Shailesh Pathak’s article, “Lateral entry into top govt posts is the way forward” (July 26), seems out of touch with current developments and construes a limited meaning of lateral entry into civil services — re-arranging career bureaucrats
in the pipeline of seniority.
Nevertheless, it offers encouraging suggestions for better utilisation of talent within the system. The Prime Minister’s Office (PMO), however, has instructed the Department of Personnel and Training to put forth a proposal for inclusion of “outsiders” in the middle rung of ministries.
The shortage of officials
at the senior level has been widely documented. The government’s decision to merge two batches for empanelment is myopic. It will only expedite exhaustion of senior-level talent, as supply of talent in the pipeline has been constant over decades.

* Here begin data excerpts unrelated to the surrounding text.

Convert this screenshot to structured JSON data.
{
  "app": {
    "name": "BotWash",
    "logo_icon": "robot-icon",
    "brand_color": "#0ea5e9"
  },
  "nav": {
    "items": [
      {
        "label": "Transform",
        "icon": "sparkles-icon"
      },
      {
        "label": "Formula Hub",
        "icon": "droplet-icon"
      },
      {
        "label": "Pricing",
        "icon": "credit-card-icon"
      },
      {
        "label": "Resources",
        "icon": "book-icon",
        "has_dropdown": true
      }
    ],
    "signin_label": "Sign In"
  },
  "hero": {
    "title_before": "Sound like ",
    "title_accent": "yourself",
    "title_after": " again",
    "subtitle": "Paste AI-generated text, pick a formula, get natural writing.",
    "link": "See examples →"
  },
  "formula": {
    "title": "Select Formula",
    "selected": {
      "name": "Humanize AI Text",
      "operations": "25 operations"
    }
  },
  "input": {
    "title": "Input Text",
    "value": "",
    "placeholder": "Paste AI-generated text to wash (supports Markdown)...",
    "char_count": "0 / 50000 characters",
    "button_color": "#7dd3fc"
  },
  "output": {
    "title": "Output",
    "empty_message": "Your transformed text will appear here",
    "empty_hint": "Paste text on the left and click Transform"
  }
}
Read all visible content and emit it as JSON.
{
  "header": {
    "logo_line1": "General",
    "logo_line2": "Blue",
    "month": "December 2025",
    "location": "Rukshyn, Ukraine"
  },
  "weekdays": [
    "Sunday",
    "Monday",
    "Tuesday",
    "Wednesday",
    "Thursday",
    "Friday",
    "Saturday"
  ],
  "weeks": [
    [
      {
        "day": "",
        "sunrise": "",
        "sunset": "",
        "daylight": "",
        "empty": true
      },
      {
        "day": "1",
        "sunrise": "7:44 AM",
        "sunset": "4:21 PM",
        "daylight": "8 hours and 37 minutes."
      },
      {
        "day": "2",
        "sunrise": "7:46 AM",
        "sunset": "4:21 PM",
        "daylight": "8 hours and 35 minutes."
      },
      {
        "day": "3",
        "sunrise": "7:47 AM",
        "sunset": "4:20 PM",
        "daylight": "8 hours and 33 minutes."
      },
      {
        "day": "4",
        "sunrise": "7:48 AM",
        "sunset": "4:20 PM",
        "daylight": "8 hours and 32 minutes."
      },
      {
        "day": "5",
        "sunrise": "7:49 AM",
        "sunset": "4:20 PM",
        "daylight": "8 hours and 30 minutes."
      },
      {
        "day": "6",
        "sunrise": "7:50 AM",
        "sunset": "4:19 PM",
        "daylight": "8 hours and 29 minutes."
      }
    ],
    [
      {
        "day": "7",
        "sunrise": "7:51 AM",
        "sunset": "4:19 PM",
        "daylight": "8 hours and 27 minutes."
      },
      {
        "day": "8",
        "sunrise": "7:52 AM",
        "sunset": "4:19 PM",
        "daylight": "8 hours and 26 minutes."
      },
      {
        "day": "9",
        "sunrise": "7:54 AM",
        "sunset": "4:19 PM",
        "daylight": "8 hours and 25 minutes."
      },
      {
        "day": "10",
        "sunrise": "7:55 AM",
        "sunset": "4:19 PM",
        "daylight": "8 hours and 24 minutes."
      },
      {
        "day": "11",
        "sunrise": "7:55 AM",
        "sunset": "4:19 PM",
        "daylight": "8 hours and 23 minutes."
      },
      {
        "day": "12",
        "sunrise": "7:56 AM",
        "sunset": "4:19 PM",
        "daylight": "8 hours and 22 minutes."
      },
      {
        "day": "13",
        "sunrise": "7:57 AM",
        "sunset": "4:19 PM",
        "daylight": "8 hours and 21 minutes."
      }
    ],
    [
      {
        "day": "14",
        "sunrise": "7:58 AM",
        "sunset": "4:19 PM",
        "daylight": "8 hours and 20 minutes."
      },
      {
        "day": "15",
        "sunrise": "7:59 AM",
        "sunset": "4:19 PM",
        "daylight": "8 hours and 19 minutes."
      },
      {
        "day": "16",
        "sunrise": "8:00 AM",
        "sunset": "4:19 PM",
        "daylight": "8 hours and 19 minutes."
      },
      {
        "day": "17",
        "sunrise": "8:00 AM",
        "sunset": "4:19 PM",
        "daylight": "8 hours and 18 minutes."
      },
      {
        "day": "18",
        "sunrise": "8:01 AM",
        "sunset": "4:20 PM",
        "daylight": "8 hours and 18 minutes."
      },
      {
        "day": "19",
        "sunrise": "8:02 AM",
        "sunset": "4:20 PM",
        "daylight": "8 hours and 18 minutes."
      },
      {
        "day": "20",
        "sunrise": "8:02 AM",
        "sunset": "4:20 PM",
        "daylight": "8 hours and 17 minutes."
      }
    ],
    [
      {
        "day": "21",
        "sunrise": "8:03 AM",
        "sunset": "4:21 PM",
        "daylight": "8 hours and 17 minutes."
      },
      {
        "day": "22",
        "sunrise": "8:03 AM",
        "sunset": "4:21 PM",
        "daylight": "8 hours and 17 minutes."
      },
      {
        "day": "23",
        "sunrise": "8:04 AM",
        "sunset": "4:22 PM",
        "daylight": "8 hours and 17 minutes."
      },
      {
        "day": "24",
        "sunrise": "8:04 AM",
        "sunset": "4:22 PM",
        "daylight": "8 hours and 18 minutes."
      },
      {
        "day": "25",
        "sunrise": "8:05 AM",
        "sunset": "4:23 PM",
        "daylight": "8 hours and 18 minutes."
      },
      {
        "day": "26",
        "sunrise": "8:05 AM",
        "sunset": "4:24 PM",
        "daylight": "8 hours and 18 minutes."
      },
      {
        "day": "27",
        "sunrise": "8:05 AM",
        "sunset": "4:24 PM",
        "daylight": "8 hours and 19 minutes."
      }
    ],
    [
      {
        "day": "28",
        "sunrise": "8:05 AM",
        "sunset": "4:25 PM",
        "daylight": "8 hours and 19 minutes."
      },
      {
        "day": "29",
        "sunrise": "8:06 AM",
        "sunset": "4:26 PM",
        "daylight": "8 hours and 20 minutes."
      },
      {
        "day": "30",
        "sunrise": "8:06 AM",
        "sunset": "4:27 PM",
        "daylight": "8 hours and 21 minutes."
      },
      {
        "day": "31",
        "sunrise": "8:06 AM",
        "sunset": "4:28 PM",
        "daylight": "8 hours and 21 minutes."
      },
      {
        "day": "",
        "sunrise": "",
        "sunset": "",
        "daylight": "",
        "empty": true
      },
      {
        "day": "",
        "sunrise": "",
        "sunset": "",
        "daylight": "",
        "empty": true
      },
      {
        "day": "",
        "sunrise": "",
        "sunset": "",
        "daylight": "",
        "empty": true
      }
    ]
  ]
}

To compensate for this, tenures of officials
empanelled from these batches should be increased commensurately. Moreover, along with widening of the talent pool, thought must be given for better alignment of specialisation of officials
with their postings.
If talent is brought in from the private sector, as hinted by the PMO
recently, the recruitment system should become comprehensive. Private sector personnel appointed as senior bureaucrats
for sometime will then join the private sector. One foresees how agencies such as the Central Bureau of Investigation, Central Vigilance Commission and Central Information Commission would have to be remodelled to enforce their mandate on such officials
for their tenure in the government. It wouldn’t be an exaggeration to say that the envisaged lateral entry system would have to adopt a life-cycle approach for these “human resources”.